Tygers Of Pan Tang – “Ritual” (2019)
Mighty Music | Hellion Records Brazil
#HeavyMetal
Para fãs de: Accept, Picture, Praying Mantis
Nota: 10
Clássicos a parte, a formação atual é a melhor que o Tygers of Pan Tang já teve. Ouso também afirmar que seus dois últimos trabalhos — o autointitulado de 2016 e este “Ritual” — talvez sejam os mais legais da extensa discografia da banda. Outrora liderança de um respeitável segundo escalão da New Wave of British Heavy Metal, o Tygers não se acomoda com o merecido status e meio que liga o foda-se para o fato de o ouvinte da vertente mais tradicional do metal ser, por excelência, alguém que parou no tempo, totalmente avesso a mudanças, seja na forma, seja no conteúdo — digo “meio” porque riffs como o de “Damn You!” fazem a veia saudosista pulsar de emoção e discursos prontos como o de “Não se faz mais rock como antigamente” chegam a arranhar a garganta.
É claro que a atualização no som não se dá num disparate, tampouco de maneira aleatória. A música segue enraizada no padrão inglês estabelecido quatro décadas atrás, mas adquire contornos mais modernos sobretudo graças à contribuição do prodígio Micky Crystal, que a exemplo de como a entrada de Richie Faulkner revitalizou em incontáveis aspectos o Judas Priest, parece ser o maior responsável pelo rejuvenescimento do Tygers. A maneira como sua guitarra conduz o repertório não deixa margem para dúvidas.
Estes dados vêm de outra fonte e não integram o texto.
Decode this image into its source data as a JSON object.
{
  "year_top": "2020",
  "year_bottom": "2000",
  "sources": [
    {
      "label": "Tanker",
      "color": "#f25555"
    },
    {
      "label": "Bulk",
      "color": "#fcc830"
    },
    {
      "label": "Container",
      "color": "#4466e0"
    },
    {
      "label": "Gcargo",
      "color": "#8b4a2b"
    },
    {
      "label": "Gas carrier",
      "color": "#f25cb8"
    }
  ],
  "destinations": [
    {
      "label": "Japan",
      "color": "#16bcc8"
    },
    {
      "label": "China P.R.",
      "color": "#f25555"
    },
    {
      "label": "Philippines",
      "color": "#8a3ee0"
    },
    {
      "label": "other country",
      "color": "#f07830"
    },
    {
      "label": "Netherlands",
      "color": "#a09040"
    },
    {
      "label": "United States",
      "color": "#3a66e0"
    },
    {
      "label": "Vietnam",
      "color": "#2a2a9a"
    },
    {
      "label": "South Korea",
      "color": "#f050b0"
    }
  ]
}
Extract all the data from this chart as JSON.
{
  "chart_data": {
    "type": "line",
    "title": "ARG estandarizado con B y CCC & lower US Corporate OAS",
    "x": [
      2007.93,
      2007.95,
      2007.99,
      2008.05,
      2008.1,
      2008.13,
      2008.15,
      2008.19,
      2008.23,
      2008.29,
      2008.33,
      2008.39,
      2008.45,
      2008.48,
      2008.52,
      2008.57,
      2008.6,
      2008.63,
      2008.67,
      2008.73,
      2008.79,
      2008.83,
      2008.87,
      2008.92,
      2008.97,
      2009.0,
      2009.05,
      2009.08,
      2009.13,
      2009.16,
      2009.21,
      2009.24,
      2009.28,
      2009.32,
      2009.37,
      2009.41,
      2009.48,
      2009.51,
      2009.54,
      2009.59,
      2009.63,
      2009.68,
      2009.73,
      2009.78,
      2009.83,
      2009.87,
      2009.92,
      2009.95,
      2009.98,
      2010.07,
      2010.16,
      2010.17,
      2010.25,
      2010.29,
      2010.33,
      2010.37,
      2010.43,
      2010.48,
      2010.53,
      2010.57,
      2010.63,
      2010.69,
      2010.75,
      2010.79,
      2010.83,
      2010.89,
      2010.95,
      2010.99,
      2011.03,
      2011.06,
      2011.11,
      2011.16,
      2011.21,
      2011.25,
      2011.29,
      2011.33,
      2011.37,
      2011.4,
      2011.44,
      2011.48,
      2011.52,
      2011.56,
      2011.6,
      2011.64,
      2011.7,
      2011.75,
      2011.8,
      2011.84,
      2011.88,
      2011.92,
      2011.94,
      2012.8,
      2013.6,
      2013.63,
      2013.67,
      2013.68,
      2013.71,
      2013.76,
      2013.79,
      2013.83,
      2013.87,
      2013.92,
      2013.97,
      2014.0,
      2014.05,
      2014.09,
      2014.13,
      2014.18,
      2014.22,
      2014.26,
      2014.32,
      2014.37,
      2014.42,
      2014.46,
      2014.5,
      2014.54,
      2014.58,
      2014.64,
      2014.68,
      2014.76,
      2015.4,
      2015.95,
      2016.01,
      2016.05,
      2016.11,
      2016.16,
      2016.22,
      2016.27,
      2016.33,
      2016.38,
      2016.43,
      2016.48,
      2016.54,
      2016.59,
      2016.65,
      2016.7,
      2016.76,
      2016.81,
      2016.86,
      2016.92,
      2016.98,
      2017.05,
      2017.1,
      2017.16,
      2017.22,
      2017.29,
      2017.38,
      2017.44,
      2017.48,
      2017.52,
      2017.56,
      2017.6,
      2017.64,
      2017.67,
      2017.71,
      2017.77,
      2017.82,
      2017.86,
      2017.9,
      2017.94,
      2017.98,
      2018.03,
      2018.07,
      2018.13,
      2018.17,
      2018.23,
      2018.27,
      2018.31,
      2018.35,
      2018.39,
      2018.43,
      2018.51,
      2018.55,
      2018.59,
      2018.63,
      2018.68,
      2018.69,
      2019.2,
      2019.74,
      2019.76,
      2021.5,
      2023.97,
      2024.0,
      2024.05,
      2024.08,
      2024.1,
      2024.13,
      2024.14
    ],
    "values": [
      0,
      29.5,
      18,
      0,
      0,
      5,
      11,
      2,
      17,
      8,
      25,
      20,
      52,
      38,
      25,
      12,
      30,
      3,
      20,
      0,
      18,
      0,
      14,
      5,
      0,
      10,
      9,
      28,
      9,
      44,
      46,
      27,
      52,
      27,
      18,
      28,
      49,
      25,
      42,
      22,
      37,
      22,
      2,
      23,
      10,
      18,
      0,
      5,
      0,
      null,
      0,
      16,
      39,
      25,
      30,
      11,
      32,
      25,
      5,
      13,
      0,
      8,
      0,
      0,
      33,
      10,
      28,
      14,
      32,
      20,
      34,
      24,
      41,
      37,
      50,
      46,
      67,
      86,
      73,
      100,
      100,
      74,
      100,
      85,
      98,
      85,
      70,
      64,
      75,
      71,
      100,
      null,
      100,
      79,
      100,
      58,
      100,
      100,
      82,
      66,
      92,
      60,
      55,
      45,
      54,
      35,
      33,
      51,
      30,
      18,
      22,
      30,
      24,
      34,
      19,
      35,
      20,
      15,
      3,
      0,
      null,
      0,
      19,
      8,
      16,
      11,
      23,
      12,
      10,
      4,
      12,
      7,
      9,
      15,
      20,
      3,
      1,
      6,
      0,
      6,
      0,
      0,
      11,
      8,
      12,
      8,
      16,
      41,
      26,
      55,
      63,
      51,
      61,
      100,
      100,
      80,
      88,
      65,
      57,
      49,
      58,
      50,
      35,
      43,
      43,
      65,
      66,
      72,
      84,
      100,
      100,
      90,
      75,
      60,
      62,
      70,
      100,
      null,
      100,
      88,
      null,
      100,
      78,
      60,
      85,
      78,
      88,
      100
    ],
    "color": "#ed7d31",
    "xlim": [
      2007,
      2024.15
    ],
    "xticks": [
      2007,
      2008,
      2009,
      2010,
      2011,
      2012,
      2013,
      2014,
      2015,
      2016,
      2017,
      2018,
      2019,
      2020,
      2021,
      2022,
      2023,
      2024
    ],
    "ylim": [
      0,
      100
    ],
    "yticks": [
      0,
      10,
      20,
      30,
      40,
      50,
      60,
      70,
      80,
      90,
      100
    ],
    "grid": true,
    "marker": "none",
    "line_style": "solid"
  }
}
Mas se uma andorinha só não faz verão, o mesmo se aplica aos tigres e, ao lado de Crystal, os talentos individuais de Iacopo Meille (vocais), Gav Gray (baixo), Craig Ellis (bateria) e do guitarrista e comandante em chefe Robb Weir ajudam a compor o frondoso panorama de “Ritual”.
Por mais que o monocromatismo da capa seja o indício de uma abordagem conservadora, não nos esqueçamos do Iron Maiden, em cujo “The Book of Souls” (2016), na contramão da embalagem, fornece uma coleção diversificada, lírica e musicalmente interessantíssima, “Ritual” vai do uso do talkbox em “Rescue Me” ao trem desgovernado que é “Raise Some Hell”. Contornos épicos se manifestam na abertura “Worlds Apart” e em “Spoils of War”, cuja atmosfera é capaz de transportar o ouvinte diretamente para o front de batalha.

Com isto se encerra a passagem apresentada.